Lucara is working to achieve its targets as the global diamond industry continues to recover from the impact of a global financial crisis that sent the price of rough diamonds tumbling by as much as 60% in the first quarter of 2009.
Now that prices are trading at about 15% below the 2008 high, analysts and industry officials are hoping that an expanding middle class in countries like China and India will continue to boost demand.
China is currently the world’s second largest consumer (behind the U.S.A) and is expected to account for 16% of global demand by 2016, up from 8% in 2008, according to Des Kalilea, a diamond marketing analyst with RBC Capital Markets.
Speaking to the Mining Journal, Kalilea said he expects India’s share of global demand to rise to 11% from 7%. Meanwhile the U.S. is expected to see its share of global demand fall to 35% from 40%, Kalilea predicted.

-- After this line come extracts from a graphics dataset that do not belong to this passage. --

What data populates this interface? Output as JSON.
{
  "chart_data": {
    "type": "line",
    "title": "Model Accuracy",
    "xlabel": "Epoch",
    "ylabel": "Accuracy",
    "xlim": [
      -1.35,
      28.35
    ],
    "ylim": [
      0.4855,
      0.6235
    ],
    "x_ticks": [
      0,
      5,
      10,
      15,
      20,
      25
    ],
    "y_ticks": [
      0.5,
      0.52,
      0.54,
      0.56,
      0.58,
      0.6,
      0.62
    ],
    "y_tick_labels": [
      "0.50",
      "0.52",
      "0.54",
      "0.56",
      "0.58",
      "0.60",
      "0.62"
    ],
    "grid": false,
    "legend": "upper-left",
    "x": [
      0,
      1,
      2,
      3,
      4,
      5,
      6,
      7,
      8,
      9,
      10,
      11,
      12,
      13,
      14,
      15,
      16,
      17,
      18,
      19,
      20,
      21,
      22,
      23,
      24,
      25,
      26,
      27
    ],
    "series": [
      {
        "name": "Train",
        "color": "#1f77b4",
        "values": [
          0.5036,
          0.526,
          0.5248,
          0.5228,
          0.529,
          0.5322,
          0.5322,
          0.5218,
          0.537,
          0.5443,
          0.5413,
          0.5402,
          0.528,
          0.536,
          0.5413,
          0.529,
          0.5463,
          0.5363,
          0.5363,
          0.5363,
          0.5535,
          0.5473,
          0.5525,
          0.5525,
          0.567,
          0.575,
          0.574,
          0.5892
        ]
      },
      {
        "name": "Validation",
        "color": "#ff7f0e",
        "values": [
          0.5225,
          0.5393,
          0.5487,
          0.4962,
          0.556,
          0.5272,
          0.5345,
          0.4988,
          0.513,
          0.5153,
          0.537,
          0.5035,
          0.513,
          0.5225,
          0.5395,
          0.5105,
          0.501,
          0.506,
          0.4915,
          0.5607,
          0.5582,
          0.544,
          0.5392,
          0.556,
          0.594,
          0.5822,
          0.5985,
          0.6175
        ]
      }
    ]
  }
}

“We are cautiously optimistic that the recovery will continue,’’ said Tom Ormsby, director of corporate communications for De Beers Canada. However, he said the near-term outlook will be influenced by consumption in the United States, which still accounts for about 40% of the downstream retail market.
Lamb believes rising consumption in China will be driven by efforts there to boost the ranks of the middle class, by closing the gap between rich and poor. “If China continues to grow, it continues to have significant positive aspects for the diamond industry,” he said.
William Lamb Bio
Born in South Africa, Lamb has over 16 years experience in the mining operations and project development industry. After starting his career with Rand Mines, he worked in the research laboratories of De Beers before moving to Canada in 2002. He completed an MBA through the Edinburgh Business School.